Poznań Airline Society Aerotarg (also spelt Aero-Targ) was the first Polish airline. It was founded in Poznań on 10 May 1921 mainly in order to serve participants and visitors of the first Poznań International Fair. Aerotarg operated the first regular air connection in Poland - the Poznań-Warsaw route, as well as the international connection between Poznań and the Free City of Danzig (Gdańsk).

It is considered to be a precursor of the Polish flag carrier LOT Polish Airlines along with other private-owned companies which were merged into the latter in December 1928.

==History==
The organizing committee of the first Poznań Fair (which was later renamed Poznań International Fair) decided to set up an air connection between Poznań, Warsaw and the free city of Danzig (Gdańsk) to enable a rapid transit of the participants to Poznań. To do so, on 10 May 1921 the Poznań Airline Society Aerotarg was established. The committee allocated Mp.5 million to finance this venture. Aerotarg began cooperation with a haulage company from Danzig - Danziger Luftpost which subsequently leased six Junkers F 13 aircraft to the newly created airline.

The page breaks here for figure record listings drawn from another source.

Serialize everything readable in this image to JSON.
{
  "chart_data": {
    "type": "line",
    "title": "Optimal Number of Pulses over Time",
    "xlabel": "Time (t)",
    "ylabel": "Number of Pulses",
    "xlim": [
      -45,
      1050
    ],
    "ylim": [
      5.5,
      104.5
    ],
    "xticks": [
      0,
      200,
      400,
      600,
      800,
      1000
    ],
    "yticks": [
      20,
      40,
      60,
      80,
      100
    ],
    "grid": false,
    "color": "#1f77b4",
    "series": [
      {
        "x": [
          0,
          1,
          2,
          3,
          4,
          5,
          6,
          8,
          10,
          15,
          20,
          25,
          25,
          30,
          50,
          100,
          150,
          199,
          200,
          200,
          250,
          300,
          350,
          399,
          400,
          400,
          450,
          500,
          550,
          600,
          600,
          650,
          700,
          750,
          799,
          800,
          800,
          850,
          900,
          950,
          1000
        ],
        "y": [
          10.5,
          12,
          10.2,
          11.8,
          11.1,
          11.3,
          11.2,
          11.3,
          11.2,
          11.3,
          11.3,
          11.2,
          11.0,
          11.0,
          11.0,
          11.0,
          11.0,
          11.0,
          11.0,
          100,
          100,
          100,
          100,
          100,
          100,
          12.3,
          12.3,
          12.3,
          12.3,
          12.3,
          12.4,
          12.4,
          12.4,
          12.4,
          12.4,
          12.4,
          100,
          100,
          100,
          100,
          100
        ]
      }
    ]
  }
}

The airline operated its first flight on 29 May, on the day after the opening of the fair, and ceased operation on 16 June. The Polish Post used the airline to send airmail and issued a special series of stamps to allow for it.

Altogether the airline carried out 58 flights on the Poznań-Warsaw route and 30 flights between Poznań and Danzig. Around 100 passengers and 3000 kg of parcels were transported. The venture turned out to be unprofitable and the 5 million marks of the seed capital were not returned to the organizers of the fair.